HTTP/2 with HTTPS A+ security rating

#text #written #letsencrypt #http2

So I like tinkering with almost anything. Recently I've been trying to get the HTTP/2 protocol, which was released in 2015, working on my server. Its the first time HTTP (Hypertext Transfer Protocol) has received a major update since version 1.1 in 1999. A lot of new features have been introduced with it but in short it reduces the amount of connections needed do load a website making parallel downloads of resources possible, this with many other things making it quicker than the older 1.1 version.

Enabling HTTP/2 also forces you to have a security layer on top adding the S after HTTP.

HTTPS has in the past been a bit of a hassle and expensive, but an organization called Let's Encrypt has made this both easy and free just before HTTP/2 came. I got my certificates working on my domain about a year ago but didn't think much more of it than having the little green padlock in chrome. But after just recently finding a site called ssllabs.com I decided to try to improve my security rating.

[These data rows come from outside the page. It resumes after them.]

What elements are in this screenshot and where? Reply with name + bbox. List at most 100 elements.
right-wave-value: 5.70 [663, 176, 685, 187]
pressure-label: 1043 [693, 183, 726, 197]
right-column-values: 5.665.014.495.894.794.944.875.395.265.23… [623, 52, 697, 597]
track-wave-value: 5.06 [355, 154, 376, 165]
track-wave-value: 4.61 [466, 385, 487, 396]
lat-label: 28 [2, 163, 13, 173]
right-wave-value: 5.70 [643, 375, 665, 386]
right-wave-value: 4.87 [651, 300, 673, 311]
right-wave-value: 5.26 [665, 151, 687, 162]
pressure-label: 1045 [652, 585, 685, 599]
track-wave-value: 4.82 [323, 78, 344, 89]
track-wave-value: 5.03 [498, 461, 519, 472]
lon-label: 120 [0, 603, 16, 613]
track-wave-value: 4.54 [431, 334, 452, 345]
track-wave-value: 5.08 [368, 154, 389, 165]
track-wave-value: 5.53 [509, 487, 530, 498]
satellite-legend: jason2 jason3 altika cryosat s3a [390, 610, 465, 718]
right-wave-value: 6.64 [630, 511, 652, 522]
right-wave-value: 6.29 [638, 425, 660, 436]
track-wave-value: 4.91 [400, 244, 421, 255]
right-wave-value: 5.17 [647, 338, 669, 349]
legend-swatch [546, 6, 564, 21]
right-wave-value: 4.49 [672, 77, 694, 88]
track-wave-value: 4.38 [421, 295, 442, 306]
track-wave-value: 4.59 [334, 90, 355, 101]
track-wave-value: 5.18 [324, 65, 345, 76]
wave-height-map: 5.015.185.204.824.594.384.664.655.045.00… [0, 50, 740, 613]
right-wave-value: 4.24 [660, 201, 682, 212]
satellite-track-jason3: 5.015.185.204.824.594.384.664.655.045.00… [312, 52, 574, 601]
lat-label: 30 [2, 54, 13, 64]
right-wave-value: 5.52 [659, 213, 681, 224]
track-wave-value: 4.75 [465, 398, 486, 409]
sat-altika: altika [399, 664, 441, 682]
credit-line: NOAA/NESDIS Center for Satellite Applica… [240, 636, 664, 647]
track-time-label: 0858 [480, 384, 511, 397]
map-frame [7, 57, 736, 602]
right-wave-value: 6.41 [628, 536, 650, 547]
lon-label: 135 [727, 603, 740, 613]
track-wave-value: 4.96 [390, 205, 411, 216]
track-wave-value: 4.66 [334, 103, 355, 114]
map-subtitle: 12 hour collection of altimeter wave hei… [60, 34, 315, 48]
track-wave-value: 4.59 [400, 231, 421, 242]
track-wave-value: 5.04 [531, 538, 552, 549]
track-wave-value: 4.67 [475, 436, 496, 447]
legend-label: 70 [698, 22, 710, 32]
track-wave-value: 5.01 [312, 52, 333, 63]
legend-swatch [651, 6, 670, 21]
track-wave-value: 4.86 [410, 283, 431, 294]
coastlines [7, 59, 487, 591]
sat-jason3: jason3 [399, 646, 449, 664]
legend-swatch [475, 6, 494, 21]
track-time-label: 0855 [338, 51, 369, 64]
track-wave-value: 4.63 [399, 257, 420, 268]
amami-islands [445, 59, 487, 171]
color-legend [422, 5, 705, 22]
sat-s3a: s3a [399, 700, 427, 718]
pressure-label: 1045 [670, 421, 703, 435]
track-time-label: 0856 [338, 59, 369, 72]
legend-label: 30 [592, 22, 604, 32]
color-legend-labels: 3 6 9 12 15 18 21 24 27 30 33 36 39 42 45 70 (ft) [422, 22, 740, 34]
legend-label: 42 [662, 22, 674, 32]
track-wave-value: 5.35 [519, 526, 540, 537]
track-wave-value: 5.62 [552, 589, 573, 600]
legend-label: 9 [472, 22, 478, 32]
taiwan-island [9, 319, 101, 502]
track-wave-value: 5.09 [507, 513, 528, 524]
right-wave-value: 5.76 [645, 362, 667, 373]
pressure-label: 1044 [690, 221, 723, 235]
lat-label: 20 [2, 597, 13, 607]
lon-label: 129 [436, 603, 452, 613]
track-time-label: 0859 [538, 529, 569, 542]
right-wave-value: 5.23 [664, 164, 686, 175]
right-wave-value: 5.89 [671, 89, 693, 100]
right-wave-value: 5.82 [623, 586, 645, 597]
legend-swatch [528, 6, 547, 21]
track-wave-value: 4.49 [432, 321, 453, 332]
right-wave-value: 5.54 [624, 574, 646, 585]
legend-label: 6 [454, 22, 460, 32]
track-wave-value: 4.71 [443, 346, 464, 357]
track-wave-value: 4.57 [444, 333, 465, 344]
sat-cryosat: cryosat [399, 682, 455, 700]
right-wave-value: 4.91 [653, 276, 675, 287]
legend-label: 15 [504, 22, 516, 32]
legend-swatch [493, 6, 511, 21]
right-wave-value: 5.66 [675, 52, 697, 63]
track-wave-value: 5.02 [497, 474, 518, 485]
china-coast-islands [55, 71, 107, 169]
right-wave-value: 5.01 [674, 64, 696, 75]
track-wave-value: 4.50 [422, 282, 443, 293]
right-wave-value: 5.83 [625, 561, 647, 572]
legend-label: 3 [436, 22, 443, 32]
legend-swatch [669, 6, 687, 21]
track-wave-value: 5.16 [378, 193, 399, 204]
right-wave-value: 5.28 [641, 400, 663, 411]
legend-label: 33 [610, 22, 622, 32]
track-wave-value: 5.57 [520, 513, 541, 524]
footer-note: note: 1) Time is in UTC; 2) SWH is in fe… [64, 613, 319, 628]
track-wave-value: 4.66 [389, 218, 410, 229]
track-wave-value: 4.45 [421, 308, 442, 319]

In my first test I got a B- which didn't feel very impressive and got me searching for ways to improve it. This is when I enabled HTTP/2 and made some changes to which security protocols to accept and so on which gave me an A-. And just yesterday I got the last piece of the puzzle working and now have an A+ rating on my site.

Test it here

Next step is to increase the speed of my site. Its not really slow now but speed is king.